In Los Rios I have left behind a small white washer, but before I had it I washed in the way of our Grandmothers.
I know how to do this.
It is an important thing a woman must know.
The little girls on the block come to stare.
They have never seen a white woman wash.
They don’t suppose we know how.
They ask me “Sabe usted lavar?”
I answer them,”Sí” and still they stand in disbelief to watch.
Consuelo wet the clothes in the stone sink, sprinkled them with soap and scrubbed, deftly rolling and unrolling them against the rough surface. I watched her rinse them with scoops of fresh water from a gourd dish, then a hard wring with her muscled brown arms. She came to our house every morning to wash for Guadalupe, her four grown sons and her young boy. With her came Nanci, her five year old animal-child who grunted and screamed, scratched and stole, who learned the unintelligible speech of her mother. She is the one on whom the poor take pity because her poverty is complete.
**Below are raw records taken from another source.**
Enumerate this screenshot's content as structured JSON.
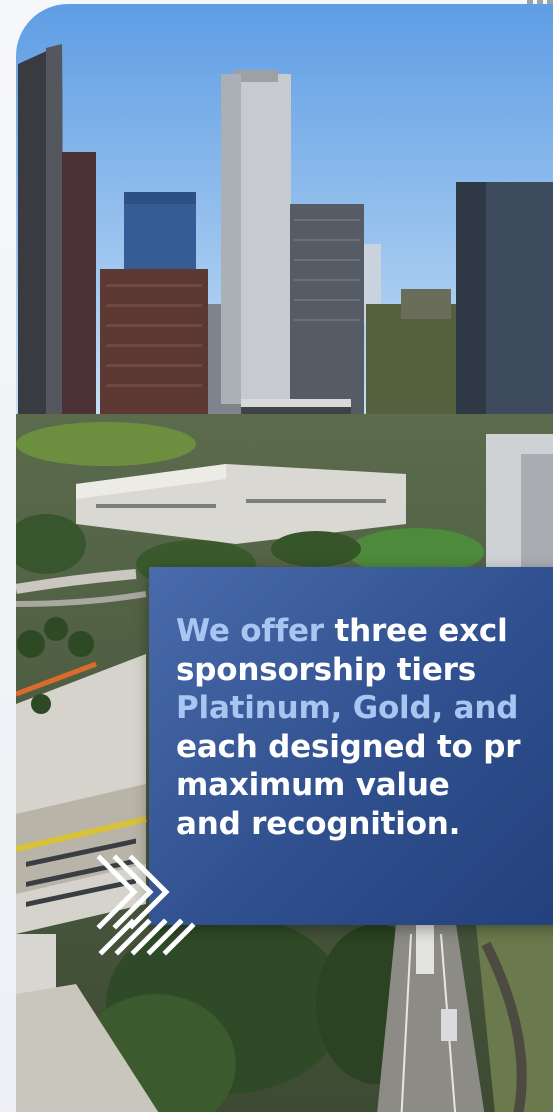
{
  "hero": {
    "image_subject": "downtown-los-angeles-skyline-photo"
  },
  "message": {
    "line1_accent": "We offer",
    "line1_rest": " three excl",
    "line2": "sponsorship tiers",
    "line3_accent": "Platinum, Gold, and",
    "line4": "each designed to pr",
    "line5": "maximum value",
    "line6": "and recognition."
  },
  "colors": {
    "panel": "#2f4f8e",
    "accent_text": "#a9c6f2",
    "body_text": "#ffffff",
    "sky": "#7fb2ea"
  }
}
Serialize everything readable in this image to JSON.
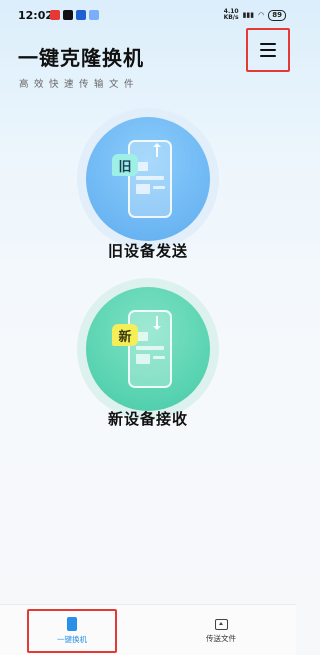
{
  "status_bar": {
    "time": "12:02",
    "net_speed_value": "4.10",
    "net_speed_unit": "KB/s",
    "battery": "89"
  },
  "header": {
    "title": "一键克隆换机",
    "subtitle": "高效快速传输文件"
  },
  "actions": {
    "old_device": {
      "badge": "旧",
      "label": "旧设备发送"
    },
    "new_device": {
      "badge": "新",
      "label": "新设备接收"
    }
  },
  "bottom_nav": {
    "items": [
      {
        "label": "一键换机",
        "active": true
      },
      {
        "label": "传送文件",
        "active": false
      }
    ]
  },
  "colors": {
    "accent": "#2a8fe6",
    "highlight_border": "#e53935",
    "old_circle": "#6cb6f3",
    "new_circle": "#57d2b0"
  }
}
Consuelo and her animal-daughter Nanci came to wash and I learned to understand their grunted language. The payment for Consuelo’s work were the plates of rice and beans which she and Nanci ate at midday. I watched them. They watched me. Consuelo offered to wash my clothes for small fee and I said no. She had no way of understanding my desire to learn so she thought I was stingy and mean. She watched me without pretending not to as I struggled to wash my own clothes, a clumsy imitation of her efficiency. Guadalupe’s sons watched me wash. Neighbors who stopped by watched me wash. All of my life, people have stopped to watch me wash. A gringa washing clothes by hand: who knew it was possible?
Later, in our rented house in Santa Cruz, before we had money to buy the small plastic washer, I washed everything by hand on Saturday mornings. Towels, bedding, the clay-encrusted work clothes of a potter went into the sink on the porch. I sweated out the penance for my sins one by one. Penance for selfishness were the shirts, penance for untruths were the stained socks to be whitened but not stretched. Penance for leaving my home and my traditions were jeans ground in the mud. Bed sheets were the penance for the iniquities of the unwed. Towels were the penance for having been born rich enough never to have hand-washed towels. When I finished, I was spent; drenched in suds and sweat, knuckles raw, wrists limp, back splitting, dizzy with exhaustion and the relief that comes only from cleaning your conscience along with your clothes.